The police boss made the announcement during #EngageTheIG Q&A session on Twitter Monday saying alcohol levels will be determined in hospitals.
“There will be random drunk-driving checks mainly because there has been a rise in the number of fatal accidents related to drunk-driving. The alcohol levels in the bloodstream will be determined by doctors in hospitals under strict Covid-19 rules,” he said.
Mutyambai’s announcement comes days after the National Transport and Safety Authority (NTSA) redeployed alcoblow breathalyzer gadgets on Kenyan roads last Friday.
The gadgets were withdrawn in November last year due to allegations of harassment and extortion by traffic officers on motorists.
In a joint statement on October 9, Mutyambai and National Transport and Safety Authority Director-General George Njao noted that at least 60 people lost their lives between October 2 and 4 due to drunk driving and speeding.
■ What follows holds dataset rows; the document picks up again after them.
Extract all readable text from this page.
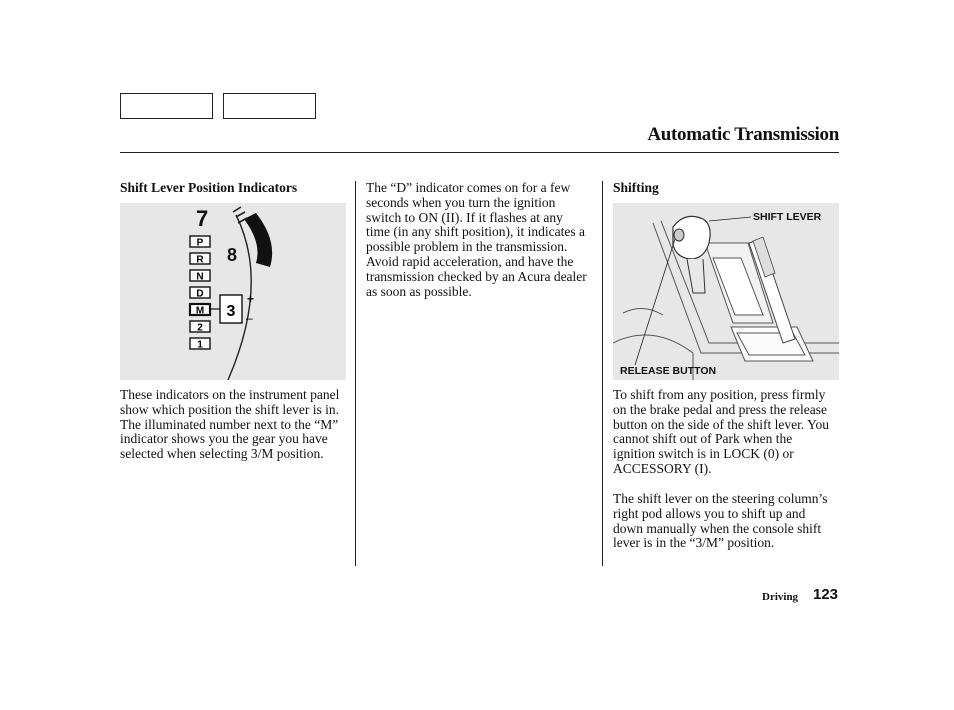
Automatic Transmission
Shift Lever Position Indicators
7
8
P
R
N
D
M
2
1
3
+
–

These indicators on the instrument panel show which position the shift lever is in. The illuminated number next to the “M” indicator shows you the gear you have selected when selecting 3/M position.

The “D” indicator comes on for a few seconds when you turn the ignition switch to ON (II). If it flashes at any time (in any shift position), it indicates a possible problem in the transmission. Avoid rapid acceleration, and have the transmission checked by an Acura dealer as soon as possible.

Shifting
SHIFT LEVER
RELEASE BUTTON

To shift from any position, press firmly on the brake pedal and press the release button on the side of the shift lever. You cannot shift out of Park when the ignition switch is in LOCK (0) or ACCESSORY (I).

The shift lever on the steering column’s right pod allows you to shift up and down manually when the console shift lever is in the “3/M” position.

Driving 123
Between January 1 and September 30, 2,689 people lost their lives, an increase of 1.3 percent compared to the same period last year when 2,655 people succumbed to road accidents.
According to the police, motorcyclists and pillion passenger deaths increased by 44.94% and 19.44% respectively.
Police have been directed to undertake nationwide enforcement operations including speed checks, lane discipline, compliance with Public Service Vehicle (PSV) licensing requirements, roadworthiness of vehicles, among others.
“We assure the public that measures to prevent the spread coronavirus shall be in place when undertaking these activities,” the statement reads.